India’s GPS-Aided Geo Augmented Navigation (Gagan) system, jointly developed by Airports Authority of India (AAI), the Indian Space Research Organization and Raytheon, has been awarded certification for in Required Navigation Performance (RNP) 0.1 operations. Achieved with the help of quasi-U.S.government non-profit MITRE Corporation, the certification makes it the world’s fourth SBAS system certified for operational use.
The first test flight using the system will fly an approach in mid-2014 from Ahmedabad in the western state of Gujarat. The aircraft is likely to be an AAI-owned Beechcraft aircraft, according to S.V Satish, general manager (ATM-Gagan), AAI. Raytheon has built 15 ground reference stations for the Gagan System, which will provide satellite-based navigation for civil aviation over Indian airspace and adjoining areas in South and Southeast Asia.
The Gagan system was installed to advance safety and improve efficiency of airlines operating in Indian skies. Aircraft equipped with satellite-based augmentation system (SBAS) receivers may utilize Gagan signals in Indian airspace for en route navigation and non-precision approaches without vertical guidance, enabling them to follow more efficient flight paths through congested airspace, noise sensitive areas and difficult terrain.

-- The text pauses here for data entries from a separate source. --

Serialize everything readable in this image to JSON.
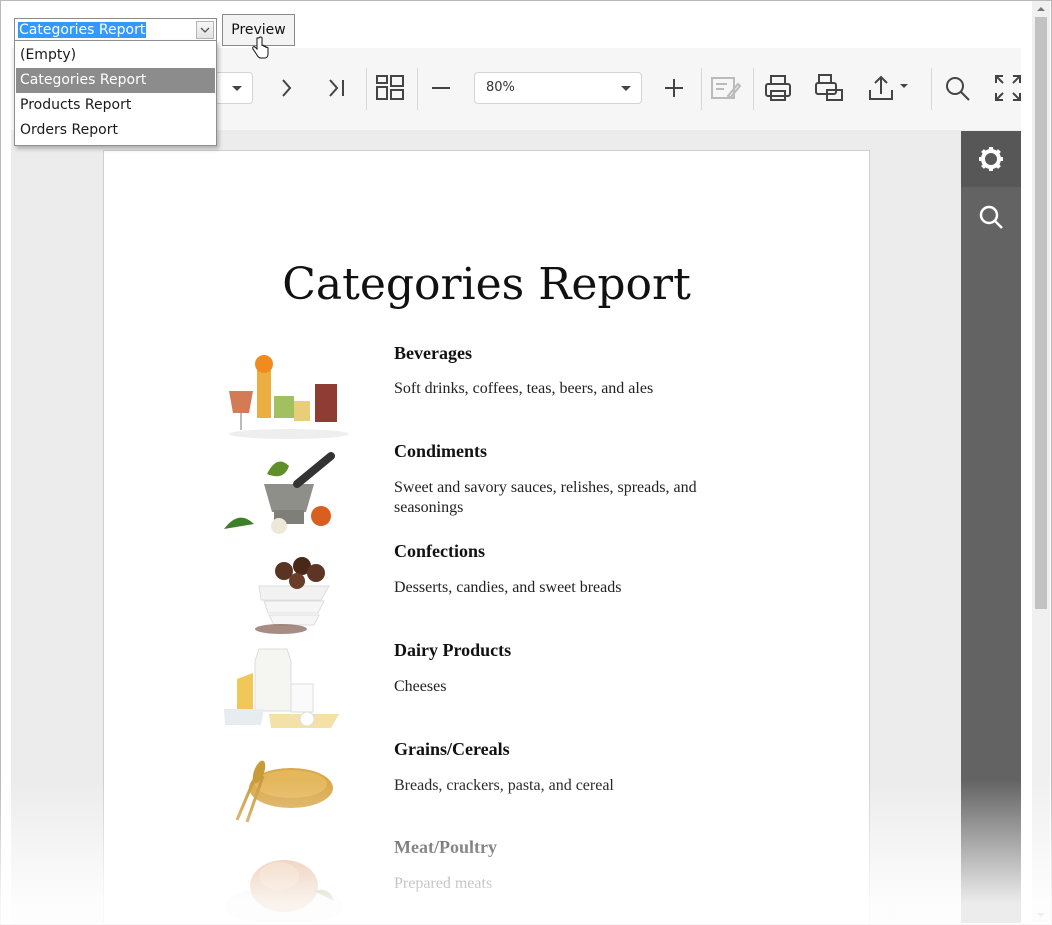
{
  "report_select": {
    "value": "Categories Report"
  },
  "preview_button": {
    "label": "Preview"
  },
  "dropdown": {
    "items": [
      "(Empty)",
      "Categories Report",
      "Products Report",
      "Orders Report"
    ]
  },
  "toolbar": {
    "zoom_value": "80%"
  },
  "report": {
    "title": "Categories Report",
    "categories": [
      {
        "name": "Beverages",
        "description": "Soft drinks, coffees, teas, beers, and ales"
      },
      {
        "name": "Condiments",
        "description": "Sweet and savory sauces, relishes, spreads, and seasonings"
      },
      {
        "name": "Confections",
        "description": "Desserts, candies, and sweet breads"
      },
      {
        "name": "Dairy Products",
        "description": "Cheeses"
      },
      {
        "name": "Grains/Cereals",
        "description": "Breads, crackers, pasta, and cereal"
      },
      {
        "name": "Meat/Poultry",
        "description": "Prepared meats"
      }
    ]
  },
  "colors": {
    "selection": "#3399ff",
    "sidebar": "#636363",
    "dropdown_selected": "#8c8c8c"
  }
}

“The enhanced navigation capability available through Gagan improves air travel for all parties–airlines, passengers and air traffic authorities,” said Brian Hickey, director, Raytheon Navigation and Landing Systems. “In addition to enhancing air traffic safety, the system will result in increased efficiencies and lower costs for Indian aviation.”
The reference stations have been strategically placed in India to optimize signal availability, with uplink stations, master control stations, a communication network and associated software all integrated with Geostationary Earth Orbit satellites transmitting GPS corrections in C-Band and L-Band.
Gagan provides coverage for the entire Indian Flight Information Region via broadcast signals from the Indian-built GSAT 8 and GSAT 10 satellites.